Tem uma velha canção de um velho Tom Jobim que diz assim: “é impossível ser feliz sozinho”. Pois digo sem cantar e sem estar sorrindo que ninguém quer ser infeliz sozinho. É que a felicidade parece ser um bem tão pouco, tão escasso, que não dá para todos, como se cabendo a um estivesse sendo roubado aos outros. Basta ver o que o mundo faz com os que ousam cantar a rara felicidade. E não é apenas da alegria, da euforia, da fanfarrice que falo – do sucesso estampado nas páginas de revistas sobre celebridades, diante das quais os leitores babam, torcendo nada secretamente pelo infortúnio e desgraça de seus protagonistas. Falo também daquela felicidade discreta e serena que mais se aproxima da tranquilidade, daqueles que têm a alma mansa, que desfrutam de alguns poucos mas preciosos momentos de paz consigo, gozam de algum tempo livre, encontram o difícil amor-amigo. Deve ter algo de errado com esse fingido.
Tem também uma canção de Zeca Baleiro, citando o também velho Odair, que diz isso:
Logo vem um infeliz
Se fingindo de amigo
Querendo apagar o meu sorriso
Que é o mais próximo do paraíso que eu consigo”
E assim segue contraditória a humanidade: aspira tanto à riqueza, à beleza, à felicidade, mas quando alguém alcança uma nesga, não é pequena a torcida para que se escafeda. Alguns chamam esse sentimento de inveja. Não é a ventura do outro que quero. Não sou desejoso de ser tão venturoso quanto ele, torço antes para que sua ventura se esfacele, para que estejamos juntos no mesmo barco de antes, desventurados navegantes.
No fundo do meu poço, no porão de mim descascando as minhas batatas quentes, quero mais é que o Titanic naufrague, já que não posso ficar com o Leonardo DiCaprio. É como se o bote fosse pequeno demais para que todos juntos se salvassem.

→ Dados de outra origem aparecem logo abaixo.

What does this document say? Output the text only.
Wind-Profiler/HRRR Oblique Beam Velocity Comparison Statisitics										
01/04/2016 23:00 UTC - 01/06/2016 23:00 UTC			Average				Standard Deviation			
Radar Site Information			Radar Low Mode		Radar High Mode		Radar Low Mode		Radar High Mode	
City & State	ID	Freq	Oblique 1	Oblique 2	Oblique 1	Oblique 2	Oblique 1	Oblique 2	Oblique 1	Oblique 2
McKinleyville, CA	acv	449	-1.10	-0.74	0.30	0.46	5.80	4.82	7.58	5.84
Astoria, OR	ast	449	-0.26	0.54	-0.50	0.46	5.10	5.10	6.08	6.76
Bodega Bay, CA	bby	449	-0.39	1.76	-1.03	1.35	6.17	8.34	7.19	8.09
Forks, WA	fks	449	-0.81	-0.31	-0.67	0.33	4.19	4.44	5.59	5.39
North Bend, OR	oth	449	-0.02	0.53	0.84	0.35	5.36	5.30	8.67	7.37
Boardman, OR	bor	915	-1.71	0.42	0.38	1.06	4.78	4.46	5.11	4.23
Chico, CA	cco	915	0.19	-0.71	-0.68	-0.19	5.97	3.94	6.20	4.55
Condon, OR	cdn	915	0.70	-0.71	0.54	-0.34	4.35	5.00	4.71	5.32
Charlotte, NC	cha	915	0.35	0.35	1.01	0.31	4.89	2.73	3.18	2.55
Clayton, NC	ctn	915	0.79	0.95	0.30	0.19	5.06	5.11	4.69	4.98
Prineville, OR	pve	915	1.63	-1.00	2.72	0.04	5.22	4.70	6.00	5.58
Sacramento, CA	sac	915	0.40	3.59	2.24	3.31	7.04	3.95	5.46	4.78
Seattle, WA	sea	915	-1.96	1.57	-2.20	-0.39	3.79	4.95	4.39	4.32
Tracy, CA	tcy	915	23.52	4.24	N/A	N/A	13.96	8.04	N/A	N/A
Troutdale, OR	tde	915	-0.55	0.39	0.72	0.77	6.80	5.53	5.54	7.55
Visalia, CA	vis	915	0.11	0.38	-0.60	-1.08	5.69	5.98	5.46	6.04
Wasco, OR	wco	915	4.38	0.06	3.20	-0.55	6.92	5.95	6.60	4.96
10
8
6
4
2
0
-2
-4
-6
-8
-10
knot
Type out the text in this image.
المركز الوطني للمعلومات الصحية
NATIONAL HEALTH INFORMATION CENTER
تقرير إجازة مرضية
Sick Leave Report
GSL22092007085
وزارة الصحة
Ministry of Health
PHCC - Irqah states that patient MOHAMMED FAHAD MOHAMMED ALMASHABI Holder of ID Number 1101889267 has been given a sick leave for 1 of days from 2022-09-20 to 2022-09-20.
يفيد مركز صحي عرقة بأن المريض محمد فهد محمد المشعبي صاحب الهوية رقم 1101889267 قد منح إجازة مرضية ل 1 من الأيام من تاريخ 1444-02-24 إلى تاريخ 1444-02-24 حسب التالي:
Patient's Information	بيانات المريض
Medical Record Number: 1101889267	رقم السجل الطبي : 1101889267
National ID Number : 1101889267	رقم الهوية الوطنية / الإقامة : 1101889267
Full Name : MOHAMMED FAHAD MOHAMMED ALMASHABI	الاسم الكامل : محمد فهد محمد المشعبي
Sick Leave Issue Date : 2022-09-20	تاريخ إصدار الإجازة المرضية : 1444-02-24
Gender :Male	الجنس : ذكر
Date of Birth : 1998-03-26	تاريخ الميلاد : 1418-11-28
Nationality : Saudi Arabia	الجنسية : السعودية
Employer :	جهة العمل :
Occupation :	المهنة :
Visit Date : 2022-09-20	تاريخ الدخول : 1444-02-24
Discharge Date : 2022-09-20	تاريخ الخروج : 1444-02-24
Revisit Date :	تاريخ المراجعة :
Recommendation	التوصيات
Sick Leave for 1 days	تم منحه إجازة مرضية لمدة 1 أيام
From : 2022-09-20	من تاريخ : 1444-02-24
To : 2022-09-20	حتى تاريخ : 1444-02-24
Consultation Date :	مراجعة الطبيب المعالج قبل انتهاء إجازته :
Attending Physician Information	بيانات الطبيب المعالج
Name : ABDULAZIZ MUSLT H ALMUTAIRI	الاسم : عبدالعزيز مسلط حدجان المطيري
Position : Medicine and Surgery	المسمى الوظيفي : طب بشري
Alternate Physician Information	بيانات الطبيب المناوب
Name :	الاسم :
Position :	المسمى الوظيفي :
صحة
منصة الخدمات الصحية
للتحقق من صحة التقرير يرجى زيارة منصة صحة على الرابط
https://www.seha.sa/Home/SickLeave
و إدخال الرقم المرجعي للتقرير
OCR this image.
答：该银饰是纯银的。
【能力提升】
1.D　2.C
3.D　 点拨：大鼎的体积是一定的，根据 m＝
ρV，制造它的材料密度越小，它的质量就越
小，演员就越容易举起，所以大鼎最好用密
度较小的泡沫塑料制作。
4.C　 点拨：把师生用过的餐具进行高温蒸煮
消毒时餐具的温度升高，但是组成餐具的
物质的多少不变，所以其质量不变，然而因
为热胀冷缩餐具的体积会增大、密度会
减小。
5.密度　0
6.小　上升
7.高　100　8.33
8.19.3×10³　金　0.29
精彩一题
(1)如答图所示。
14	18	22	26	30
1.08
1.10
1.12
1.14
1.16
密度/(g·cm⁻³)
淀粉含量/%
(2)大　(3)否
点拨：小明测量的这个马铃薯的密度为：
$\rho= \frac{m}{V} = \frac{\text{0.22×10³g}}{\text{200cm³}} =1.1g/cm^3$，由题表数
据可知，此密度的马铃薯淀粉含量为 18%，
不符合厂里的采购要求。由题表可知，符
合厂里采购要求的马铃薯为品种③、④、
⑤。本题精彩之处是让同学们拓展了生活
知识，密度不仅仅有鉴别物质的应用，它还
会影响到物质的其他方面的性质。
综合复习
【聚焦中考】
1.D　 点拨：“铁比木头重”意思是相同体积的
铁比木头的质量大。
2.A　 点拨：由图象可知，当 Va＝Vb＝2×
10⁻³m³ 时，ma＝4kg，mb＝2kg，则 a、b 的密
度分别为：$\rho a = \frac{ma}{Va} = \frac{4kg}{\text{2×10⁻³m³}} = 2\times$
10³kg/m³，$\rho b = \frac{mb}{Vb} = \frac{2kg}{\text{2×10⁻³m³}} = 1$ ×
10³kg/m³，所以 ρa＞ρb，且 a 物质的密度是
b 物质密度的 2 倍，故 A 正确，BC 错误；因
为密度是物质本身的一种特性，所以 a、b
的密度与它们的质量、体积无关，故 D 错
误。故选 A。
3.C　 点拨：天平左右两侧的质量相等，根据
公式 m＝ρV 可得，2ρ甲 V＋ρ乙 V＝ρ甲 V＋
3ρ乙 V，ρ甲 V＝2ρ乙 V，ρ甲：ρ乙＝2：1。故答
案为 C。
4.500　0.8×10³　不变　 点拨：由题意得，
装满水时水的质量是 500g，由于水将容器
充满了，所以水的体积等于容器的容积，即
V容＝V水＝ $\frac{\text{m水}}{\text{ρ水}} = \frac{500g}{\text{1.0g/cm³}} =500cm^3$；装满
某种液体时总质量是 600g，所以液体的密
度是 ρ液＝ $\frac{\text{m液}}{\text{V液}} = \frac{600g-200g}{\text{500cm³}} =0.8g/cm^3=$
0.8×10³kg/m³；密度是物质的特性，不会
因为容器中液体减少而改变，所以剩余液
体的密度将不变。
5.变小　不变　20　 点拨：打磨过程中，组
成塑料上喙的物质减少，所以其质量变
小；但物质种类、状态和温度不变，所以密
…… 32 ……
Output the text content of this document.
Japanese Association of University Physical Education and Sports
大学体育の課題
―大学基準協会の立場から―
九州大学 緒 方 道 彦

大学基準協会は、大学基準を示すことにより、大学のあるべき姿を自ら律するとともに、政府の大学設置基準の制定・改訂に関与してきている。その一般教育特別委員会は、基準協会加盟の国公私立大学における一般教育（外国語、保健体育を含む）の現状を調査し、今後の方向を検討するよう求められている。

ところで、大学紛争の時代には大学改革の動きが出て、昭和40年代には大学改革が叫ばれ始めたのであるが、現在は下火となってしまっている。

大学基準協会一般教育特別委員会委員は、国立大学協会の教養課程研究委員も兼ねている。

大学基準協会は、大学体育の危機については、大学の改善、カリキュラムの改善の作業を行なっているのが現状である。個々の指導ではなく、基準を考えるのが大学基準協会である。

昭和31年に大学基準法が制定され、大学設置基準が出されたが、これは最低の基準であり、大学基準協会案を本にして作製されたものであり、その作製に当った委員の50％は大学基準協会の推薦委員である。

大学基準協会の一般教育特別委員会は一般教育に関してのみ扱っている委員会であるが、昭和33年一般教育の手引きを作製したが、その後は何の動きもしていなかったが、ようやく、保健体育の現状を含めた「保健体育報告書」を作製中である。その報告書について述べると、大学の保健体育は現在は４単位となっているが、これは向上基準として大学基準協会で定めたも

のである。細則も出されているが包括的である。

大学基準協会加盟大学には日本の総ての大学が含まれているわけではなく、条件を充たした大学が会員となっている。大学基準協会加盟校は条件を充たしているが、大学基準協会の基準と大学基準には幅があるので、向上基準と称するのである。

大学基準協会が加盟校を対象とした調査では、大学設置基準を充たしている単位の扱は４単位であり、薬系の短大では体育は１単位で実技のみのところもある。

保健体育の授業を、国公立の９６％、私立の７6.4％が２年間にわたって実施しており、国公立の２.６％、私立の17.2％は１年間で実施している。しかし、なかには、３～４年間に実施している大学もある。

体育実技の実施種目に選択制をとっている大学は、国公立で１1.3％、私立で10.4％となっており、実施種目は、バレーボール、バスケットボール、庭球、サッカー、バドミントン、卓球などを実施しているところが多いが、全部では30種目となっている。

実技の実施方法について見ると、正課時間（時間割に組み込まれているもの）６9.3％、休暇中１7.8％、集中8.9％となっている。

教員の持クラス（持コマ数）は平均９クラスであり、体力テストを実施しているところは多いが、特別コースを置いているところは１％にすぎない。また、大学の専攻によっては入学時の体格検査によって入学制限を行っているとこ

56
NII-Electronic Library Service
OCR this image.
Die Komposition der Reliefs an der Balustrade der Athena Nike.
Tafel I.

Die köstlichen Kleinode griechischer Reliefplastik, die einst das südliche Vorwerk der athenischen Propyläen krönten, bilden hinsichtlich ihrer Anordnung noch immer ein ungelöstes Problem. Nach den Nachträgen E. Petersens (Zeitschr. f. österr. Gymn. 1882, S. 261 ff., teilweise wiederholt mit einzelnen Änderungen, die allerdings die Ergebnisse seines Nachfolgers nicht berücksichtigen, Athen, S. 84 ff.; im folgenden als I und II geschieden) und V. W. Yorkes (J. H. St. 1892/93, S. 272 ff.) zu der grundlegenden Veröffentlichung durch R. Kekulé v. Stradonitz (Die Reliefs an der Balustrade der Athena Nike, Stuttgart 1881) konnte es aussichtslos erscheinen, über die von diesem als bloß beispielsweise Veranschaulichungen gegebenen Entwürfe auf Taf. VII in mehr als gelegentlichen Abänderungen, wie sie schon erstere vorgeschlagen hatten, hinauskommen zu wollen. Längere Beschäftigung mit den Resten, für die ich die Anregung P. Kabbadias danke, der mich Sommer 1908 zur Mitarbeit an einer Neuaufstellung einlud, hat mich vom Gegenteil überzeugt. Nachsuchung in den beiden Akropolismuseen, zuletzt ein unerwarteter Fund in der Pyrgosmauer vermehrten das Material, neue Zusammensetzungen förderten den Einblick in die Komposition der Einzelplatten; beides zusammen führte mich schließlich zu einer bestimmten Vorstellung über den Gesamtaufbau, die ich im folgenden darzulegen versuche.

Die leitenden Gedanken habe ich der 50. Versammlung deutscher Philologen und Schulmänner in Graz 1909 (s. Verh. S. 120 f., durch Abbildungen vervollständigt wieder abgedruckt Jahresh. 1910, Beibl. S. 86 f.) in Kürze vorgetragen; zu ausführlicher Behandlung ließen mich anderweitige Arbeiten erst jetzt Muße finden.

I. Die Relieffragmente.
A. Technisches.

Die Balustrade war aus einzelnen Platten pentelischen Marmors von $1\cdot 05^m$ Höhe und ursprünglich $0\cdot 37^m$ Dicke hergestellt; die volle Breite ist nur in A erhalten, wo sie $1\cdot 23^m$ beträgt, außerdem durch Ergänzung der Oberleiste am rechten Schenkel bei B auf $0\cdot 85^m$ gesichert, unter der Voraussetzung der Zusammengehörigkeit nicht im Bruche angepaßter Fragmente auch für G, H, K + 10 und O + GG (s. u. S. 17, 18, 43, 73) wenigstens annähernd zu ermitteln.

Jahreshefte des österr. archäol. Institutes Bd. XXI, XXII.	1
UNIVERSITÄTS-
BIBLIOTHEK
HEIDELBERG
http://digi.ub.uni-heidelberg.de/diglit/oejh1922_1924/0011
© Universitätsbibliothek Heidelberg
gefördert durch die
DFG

Assim, amigas antes tão fiéis na solteirice, afastam-se quando uma delas passa a viver um caso de amor bem sucedido. Quem pensa que é aquela metida? Amigos de farra que deixam de ser tão unha e carne quando um deles, enrabichado, não passa mais as noites no rabo da cachaça. Enforcou-se o coitado.
Na vizinhança onde todos são pobres de marré deci, um consegue amealhar uns trocados, reforma a casa, põe carro novo na garagem e ali está boa parte da vizinhança levantando dúvidas sobre a honestidade daquela melhora de vida, agourando para que a chuva derrube o puxadinho. No ambiente profissional de opressão e exploração, onde todos permanecem acorrentados, aquele que recebe uma promoção, que ascende a um posto superior, desfrutando de cadeira com espaldar mais alto e o direito de chegar mais tarde, é logo parabenizado, mas também é rapidamente convertido no alvo de fofocas e vítima de trapaças.
Categorias profissionais que lutaram e que duramente conquistaram direitos, como remunerações maiores, jornadas mais leves, são não raro tachadas de preguiçosas e parasitas. Não se encaram seus direitos como conquistas que deveriam ser estendidas a todas as categorias, mas como privilégios e mordomias. Deve ser mal do animal humano, segundo Luis Fernando Veríssimo, “o único animal que ri dos outros”, mas deve ser um mal maior num país como o Brasil, onde as oportunidades são tão desiguais, onde os salários são tão baixos, onde não há vagas para todos.
Aqui ser explorado parece que é bonito. Ser espremido até o bagaço reveste-se de elegante discurso: é a tal da otimização do processo produtivo, produzir mais com um número cada vez menor de recursos materiais e humanos e, portanto, menos humanidade. Fala-se de boca cheia que é no ambiente de trabalho que passam as pessoas a maior parte de suas vidas e de seu dia. Como se isso fosse, não algo a ser lastimado, mas uma grande vantagem. Que maravilha há em trabalhar 10 horas por dia, chegar em casa esfalfado, só desejando a distração narcotizante da televisão, sem ânimo para o diálogo com a família e os amigos, sem disposição para um entretenimento criativo?
Se não há realmente para todos um lugar ao sol, ele pelo menos nasce para todos, todos os dias. Lembremos disso, quando estivermos corroídos pela ventura de que não desfrutamos, quando a galinha da vizinha parecer mais apetitosa, quando estivermos tentados a disseminar por aí nossa infelicidade e infortúnio. Sempre podemos substituir a inveja pelo sentimento que Aristóteles chamava de emulação. Ao contrário da inveja que equivale ao desejo de ver o outro despojado do que conquistou, a emulação consiste em inspirar-se nele como em um modelo, em esforçar-se para imitá-lo sem que, com isso, ele seja de seus bens e belezas destituído.